The study uses a newly developed methodology to calculate how many homes and apartments should have been built in California, based on such factors as nationwide housing production, immigration levels, demographics of immigrant families, and the state’s economy. PPIC researchers concluded that the state’s housing shortage is far less than the amount calculated by other researchers, who place the shortfall at about 1 million units.

But Coyle pointed out that an appendix to the study shines a bright spotlight on the lack of production during the 1990s. Since the state’s housing market bottomed out in 1993, the study reported the San Francisco Bay area was 21 percent short of the housing it needed between 1993 and 1999. During the same period, the report found the San Diego region underproduction rate stood at 20 percent; Sacramento region (5 percent); Los Angeles County (30 percent); Inland Empire (15 percent); Ventura County (10 percent); and Orange County (10 percent).

“The report looks back at the past decade, perhaps as a way to justify its low estimate of unmet housing needs, but in so doing it overlooks what every reputable scholarly institution is telling us – housing shortages are crippling affordability,” Coyle said. “As all economists will tell you, high prices signal market shortages, and no state has higher housing prices than California.”

The median price for an existing home in January was $405,720, the California Association of Realtors reported two weeks ago. That’s 21 percent higher than January 2003 and 68 percent higher than in 2000.

C.A.R. also reported that “constraints on supply continue to impact both the availability and affordability of housing options for California families,” noting that there is only a two months’ supply of homes on the market, compared to a normal seven- to 10-month supply.

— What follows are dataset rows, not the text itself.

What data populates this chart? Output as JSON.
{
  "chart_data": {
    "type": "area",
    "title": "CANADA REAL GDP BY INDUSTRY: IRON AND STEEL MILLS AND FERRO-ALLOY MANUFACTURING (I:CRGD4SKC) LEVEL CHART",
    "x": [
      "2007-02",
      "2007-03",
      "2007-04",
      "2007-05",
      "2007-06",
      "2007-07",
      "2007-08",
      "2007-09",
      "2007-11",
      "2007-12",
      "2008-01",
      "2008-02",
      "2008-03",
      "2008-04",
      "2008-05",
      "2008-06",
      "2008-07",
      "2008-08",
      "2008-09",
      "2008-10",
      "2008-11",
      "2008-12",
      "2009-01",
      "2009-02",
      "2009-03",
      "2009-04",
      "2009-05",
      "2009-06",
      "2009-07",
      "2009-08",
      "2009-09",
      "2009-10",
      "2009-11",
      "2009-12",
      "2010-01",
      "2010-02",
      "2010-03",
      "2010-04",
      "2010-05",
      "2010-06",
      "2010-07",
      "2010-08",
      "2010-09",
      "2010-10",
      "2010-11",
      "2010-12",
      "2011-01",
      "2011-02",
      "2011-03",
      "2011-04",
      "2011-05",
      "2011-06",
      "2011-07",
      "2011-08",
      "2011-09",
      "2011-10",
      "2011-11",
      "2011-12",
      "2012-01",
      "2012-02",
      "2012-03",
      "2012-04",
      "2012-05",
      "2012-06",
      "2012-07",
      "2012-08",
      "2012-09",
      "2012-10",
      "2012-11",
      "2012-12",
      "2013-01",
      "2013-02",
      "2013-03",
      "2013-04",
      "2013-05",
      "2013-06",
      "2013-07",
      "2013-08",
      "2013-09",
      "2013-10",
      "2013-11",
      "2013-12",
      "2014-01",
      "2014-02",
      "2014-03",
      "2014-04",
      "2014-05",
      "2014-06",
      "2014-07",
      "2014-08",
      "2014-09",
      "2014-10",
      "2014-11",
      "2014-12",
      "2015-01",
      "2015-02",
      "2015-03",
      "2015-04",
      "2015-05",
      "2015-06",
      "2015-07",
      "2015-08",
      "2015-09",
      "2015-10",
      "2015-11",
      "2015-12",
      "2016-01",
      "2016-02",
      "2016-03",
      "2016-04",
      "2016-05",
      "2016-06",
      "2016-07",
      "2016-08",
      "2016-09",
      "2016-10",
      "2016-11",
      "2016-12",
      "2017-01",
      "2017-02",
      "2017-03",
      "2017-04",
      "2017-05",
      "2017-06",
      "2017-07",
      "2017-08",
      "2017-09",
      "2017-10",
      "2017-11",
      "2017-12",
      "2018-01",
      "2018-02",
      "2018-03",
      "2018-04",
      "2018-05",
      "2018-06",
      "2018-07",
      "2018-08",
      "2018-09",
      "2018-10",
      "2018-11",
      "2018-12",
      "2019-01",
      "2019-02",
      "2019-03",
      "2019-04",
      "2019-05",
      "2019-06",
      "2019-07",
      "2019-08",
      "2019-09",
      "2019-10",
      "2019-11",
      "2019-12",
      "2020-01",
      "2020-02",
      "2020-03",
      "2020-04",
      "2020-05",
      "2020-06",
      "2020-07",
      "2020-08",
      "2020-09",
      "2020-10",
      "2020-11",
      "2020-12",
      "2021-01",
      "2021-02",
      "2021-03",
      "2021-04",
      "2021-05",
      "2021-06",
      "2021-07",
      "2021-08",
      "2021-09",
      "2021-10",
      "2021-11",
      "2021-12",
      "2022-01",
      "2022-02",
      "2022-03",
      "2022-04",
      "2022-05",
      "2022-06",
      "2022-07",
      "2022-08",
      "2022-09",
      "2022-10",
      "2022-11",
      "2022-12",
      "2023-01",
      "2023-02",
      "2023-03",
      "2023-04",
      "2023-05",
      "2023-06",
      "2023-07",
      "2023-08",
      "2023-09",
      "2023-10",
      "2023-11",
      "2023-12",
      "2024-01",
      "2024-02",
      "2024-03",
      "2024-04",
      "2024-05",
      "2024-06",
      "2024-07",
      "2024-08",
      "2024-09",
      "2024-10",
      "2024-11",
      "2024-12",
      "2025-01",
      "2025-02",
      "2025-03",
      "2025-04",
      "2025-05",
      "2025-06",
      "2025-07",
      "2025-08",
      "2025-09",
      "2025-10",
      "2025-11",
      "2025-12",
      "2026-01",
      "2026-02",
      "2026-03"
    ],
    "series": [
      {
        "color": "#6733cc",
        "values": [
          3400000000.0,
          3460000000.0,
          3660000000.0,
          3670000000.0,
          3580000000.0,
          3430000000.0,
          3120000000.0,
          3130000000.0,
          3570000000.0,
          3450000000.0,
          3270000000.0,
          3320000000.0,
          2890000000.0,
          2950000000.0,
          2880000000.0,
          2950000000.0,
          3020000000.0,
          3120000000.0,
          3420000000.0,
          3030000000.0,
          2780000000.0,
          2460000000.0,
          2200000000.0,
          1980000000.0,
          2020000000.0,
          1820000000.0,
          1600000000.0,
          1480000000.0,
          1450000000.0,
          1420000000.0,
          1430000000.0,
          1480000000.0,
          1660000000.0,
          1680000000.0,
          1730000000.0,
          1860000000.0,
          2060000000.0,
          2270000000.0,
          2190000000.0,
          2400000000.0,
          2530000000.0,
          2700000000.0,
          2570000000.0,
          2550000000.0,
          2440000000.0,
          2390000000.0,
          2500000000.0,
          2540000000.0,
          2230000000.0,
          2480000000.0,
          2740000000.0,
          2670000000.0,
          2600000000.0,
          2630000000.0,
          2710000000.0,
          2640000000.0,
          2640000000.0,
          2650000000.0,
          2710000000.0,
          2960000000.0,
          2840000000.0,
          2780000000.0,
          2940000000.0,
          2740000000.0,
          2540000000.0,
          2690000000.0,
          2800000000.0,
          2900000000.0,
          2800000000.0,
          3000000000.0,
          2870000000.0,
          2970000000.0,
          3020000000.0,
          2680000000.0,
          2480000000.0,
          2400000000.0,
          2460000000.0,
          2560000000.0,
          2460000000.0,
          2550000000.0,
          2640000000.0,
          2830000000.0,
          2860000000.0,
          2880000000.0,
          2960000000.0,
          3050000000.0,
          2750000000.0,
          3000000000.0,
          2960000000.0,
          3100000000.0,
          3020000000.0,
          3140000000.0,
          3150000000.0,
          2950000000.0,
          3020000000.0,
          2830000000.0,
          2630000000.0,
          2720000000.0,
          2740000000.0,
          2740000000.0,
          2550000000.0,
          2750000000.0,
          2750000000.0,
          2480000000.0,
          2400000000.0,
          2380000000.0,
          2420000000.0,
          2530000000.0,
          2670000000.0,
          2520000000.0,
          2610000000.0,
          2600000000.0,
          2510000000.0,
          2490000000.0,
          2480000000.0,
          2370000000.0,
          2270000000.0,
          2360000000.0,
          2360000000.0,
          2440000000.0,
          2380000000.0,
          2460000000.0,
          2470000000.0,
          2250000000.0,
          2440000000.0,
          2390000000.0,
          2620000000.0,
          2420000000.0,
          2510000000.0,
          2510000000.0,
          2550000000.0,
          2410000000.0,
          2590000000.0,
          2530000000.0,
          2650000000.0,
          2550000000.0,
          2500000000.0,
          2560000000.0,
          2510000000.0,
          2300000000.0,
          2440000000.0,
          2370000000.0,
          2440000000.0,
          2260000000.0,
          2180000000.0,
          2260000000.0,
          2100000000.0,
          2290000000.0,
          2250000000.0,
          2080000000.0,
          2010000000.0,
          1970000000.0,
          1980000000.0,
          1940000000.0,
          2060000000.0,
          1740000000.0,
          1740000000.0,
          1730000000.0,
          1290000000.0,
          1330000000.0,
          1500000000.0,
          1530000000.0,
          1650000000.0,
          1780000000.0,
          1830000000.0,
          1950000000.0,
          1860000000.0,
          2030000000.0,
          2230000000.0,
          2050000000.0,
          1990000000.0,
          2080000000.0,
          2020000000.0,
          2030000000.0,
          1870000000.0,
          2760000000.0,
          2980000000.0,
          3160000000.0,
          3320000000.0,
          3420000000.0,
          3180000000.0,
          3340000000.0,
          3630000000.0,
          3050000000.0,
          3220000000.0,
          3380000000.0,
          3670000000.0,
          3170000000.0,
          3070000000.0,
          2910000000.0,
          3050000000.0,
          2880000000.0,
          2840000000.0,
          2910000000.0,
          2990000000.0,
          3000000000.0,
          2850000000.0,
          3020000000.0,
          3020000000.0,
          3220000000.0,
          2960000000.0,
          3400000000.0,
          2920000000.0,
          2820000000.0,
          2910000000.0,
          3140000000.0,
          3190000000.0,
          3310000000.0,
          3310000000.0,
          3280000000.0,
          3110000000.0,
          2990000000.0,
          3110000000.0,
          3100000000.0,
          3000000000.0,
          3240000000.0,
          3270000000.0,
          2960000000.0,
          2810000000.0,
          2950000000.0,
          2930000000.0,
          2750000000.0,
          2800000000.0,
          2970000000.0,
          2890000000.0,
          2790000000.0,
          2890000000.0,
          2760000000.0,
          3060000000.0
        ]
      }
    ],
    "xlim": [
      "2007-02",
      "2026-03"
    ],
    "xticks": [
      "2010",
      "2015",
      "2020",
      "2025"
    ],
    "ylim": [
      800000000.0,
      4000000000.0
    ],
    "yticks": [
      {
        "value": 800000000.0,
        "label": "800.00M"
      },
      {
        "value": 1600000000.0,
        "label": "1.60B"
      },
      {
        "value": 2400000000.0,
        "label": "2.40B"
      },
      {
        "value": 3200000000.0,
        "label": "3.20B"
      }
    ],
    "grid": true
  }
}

Coyle also registered concern that the report implies a possible retreat from development in the areas with the greatest housing demand. The report cites hostility to residential development in the state’s primary job markets and suggests that inland areas may be the place to go.

“CBIA believes the housing needs all over the state demand public policies that support new development,” he said. “But, despite the warnings from PPIC, California policy-makers should not yield to NIMBYs and other no-growth advocates and abandon the so-called coastal areas when that’s where the people and the jobs are. To do so would be bad public policy – driving development further and further away from job centers and placing greater stress on the environment as well as on California’s working families.”

The California Building Industry Association is a statewide trade association representing more than 6,000 businesses.